### **Handling Dynamic Content**
Many modern websites use JavaScript to dynamically load content after the initial page load (e.g., using frameworks like React or Angular). This means the content you need to scrape might not be present in the raw HTML source when the page first loads.

### Selenium
Selenium stands out from other scraping tools because it interacts with a real browser. This makes it particularly useful for websites that rely heavily on JavaScript, AJAX, or dynamic content loading. Selenium can handle:
- Pages that load content dynamically with JavaScript.
- Interaction with forms, buttons, and scroll events.
- Real browser interactions

In [None]:
from selenium import webdriver
bookstoscrape_url = "https://books.toscrape.com/"

In [None]:
# TODO: Do 5 minute of web searching with 'selenium python' as the keyword and state out what you found in short sentence.

### Basic Usage of Selenium

In [None]:
"""
Objective: Creating a browser instance
"""
firefox_driver = webdriver.Firefox()

In [None]:
""" 
Objective: Opening bookstoscrape_url
"""
firefox_driver.get(bookstoscrape_url)

In [None]:
""" 
Objective: Save the page content to html variable then use Beautifulsoup to extract the data
"""
html = firefox_driver.page_source


In [None]:
""" 
Objective: Close the browser instance
"""
firefox_driver.quit()

### Browser Instance Variance

In [None]:
""" 
Objective: Compare the difference between Firefox webdriver and Chrome webdriver
"""
# TODO: Create a Chrome browser instance
# TODO: Create a Firefox browser instance
# TODO: Analyze the difference between firefox and chrome browser instance

In [None]:
""" 
Objective: Change the window size in Chrome webdriver

Set the window size to a particular size x and y --> driver.set_window_size(x, y)
Set the window size to max --> driver.maximize_window()
Get the current window size --> driver.get_window_size()
"""
# TODO: Change the window size of the firefox browser instance to 200 and 400
# TODO: Print the current window size of the chrome browser instance
# TODO: Change the window size of the chrome browser instance to full screen

In [None]:
# TODO: Close all the browser instance using quit method

In [None]:
""" 
Objective: Applying browser variance using Options
"""
# TODO: Execute this cell before continue
# TODO: Choose between these 2 method to add options into webdriver instance

## Method 1:
# from selenium.webdriver.chrome.options import Options
# options = Options()

## Method 2:
# options = webdriver.ChromeOptions()

In [None]:
""" 
Objective: Change the windows to full size with Options
Options is a way to create a browser instance with customization.

Example:
## Create the options object from one of two previous cell mentioned
# options = Options()

## Add customization as argument
options.add_argument("--start-maximized")

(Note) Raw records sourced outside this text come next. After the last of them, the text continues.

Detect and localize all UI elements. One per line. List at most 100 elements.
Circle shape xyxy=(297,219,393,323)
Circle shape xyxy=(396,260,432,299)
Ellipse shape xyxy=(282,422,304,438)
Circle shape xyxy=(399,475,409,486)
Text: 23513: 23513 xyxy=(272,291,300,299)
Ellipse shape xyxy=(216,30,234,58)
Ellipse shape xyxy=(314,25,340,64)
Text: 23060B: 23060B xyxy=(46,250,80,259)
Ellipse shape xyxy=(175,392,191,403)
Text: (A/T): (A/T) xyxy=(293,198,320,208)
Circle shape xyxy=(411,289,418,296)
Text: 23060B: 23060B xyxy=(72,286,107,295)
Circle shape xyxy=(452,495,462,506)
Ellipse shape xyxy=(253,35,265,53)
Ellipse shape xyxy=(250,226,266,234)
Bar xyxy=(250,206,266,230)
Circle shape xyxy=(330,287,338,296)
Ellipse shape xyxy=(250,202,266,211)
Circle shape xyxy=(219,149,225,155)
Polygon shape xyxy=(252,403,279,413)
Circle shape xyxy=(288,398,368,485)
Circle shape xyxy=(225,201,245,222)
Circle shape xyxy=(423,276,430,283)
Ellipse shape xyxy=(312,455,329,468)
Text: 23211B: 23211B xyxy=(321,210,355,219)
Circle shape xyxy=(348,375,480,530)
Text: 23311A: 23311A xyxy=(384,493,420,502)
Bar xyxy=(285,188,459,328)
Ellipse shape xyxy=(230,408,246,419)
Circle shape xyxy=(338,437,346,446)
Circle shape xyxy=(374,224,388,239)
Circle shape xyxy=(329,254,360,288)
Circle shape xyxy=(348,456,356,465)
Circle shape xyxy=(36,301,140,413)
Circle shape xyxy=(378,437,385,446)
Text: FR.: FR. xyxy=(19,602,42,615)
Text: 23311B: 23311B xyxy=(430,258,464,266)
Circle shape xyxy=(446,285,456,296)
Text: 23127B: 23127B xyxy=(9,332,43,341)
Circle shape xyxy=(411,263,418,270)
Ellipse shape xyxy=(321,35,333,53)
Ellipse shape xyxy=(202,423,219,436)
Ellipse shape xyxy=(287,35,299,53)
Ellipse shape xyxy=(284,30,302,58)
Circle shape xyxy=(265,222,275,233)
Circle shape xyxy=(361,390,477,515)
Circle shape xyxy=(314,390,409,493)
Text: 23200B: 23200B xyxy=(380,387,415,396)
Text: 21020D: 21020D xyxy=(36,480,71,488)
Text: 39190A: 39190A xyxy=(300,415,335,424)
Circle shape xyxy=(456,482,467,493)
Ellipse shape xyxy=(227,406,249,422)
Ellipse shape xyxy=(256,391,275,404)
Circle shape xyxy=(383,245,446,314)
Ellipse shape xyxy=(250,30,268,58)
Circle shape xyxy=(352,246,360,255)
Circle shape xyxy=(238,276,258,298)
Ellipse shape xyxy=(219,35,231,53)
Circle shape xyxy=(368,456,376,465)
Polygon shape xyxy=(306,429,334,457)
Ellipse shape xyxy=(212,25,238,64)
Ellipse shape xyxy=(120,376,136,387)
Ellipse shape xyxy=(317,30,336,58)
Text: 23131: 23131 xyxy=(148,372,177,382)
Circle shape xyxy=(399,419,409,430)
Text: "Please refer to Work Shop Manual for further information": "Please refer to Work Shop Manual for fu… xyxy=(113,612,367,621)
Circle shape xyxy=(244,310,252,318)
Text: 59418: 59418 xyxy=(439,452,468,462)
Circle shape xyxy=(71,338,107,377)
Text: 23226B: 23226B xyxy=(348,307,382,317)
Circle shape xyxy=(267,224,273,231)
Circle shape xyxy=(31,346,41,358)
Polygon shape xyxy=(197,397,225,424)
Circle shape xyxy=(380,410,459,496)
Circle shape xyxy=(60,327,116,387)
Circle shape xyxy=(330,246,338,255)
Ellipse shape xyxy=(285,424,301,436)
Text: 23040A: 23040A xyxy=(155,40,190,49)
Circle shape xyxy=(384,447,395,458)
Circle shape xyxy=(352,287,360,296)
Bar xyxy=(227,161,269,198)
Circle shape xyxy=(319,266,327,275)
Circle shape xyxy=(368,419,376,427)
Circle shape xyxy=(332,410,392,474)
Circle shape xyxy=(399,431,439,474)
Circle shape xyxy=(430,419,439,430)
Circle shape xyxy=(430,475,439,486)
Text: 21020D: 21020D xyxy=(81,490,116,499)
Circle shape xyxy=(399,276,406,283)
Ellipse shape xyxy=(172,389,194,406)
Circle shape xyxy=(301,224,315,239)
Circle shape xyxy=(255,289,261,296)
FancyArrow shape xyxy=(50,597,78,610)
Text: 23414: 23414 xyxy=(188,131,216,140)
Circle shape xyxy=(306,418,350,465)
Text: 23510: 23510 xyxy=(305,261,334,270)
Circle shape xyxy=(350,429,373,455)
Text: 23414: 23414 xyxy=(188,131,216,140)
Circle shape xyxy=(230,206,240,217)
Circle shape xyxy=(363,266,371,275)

## You can add multiple argument after the other
options.add_argument("argument 1")
options.add_argument("argument 2")
options.add_experimental_option("experimental argument")

## Add options object to webdriver instance
driver = webdriver.Chrome(options=options)
"""
# TODO: Create options object
# TODO: Add argument to set the window size to max
# TODO: Create a browser instance with options

In [None]:
""" 
Objective: Run a headless browser
"""
# TODO: Create options object
# TODO: Add argument "--headless" to the options
# TODO: Create a browser instance with options
# TODO: Open bookstoscrape_url using get method
# TODO: print the page title using driver.title
# TODO: Close the browser instance using quit method


In [None]:
""" 
Objective: Opening a page without loading the image
"""
# TODO: Create options object
# TODO: Add argument "--blink-settings=imagesEnabled=false" to the options
# TODO: Create a browser instance with options
# TODO: Open bookstoscrape_url using get method

In [None]:
""" 
Objective: Explore any other options available
options.add_argument("--disable-gpu")  # Disable GPU rendering
options.add_argument("--no-sandbox")  # Disable sandbox for Docker
options.add_argument("--disable-dev-shm-usage")  # Prevent shared memory issues
options.add_argument("--disable-extensions")  # Disable extensions
options.add_argument("--disable-infobars")  # Remove info bars
"""
# TODO: Explore the official documentation from https://www.selenium.dev/documentation/webdriver/browsers/chrome/

In [None]:
""" 
Objective: Understand what information from a webdriver instance we can get
"""
# TODO: Create a new browser instance with any options you like
# TODO: Open any website from your own preference
# TODO: Print the current page title by using driver.title
# TODO: Print the current url by using driver.current_url
# TODO: Get the HTML content by using driver.page_source
# TODO: Compare the HTML content from selenium with HTML content from requests then provide your insight

### **Reflection**
Which is faster for retrieving HTML content: sending an HTTP request directly using the requests library or creating a browser instance with Selenium?

(answer here)

### **Exploration**
Explore what can be done manually in a real browser and what can be achieved using Selenium.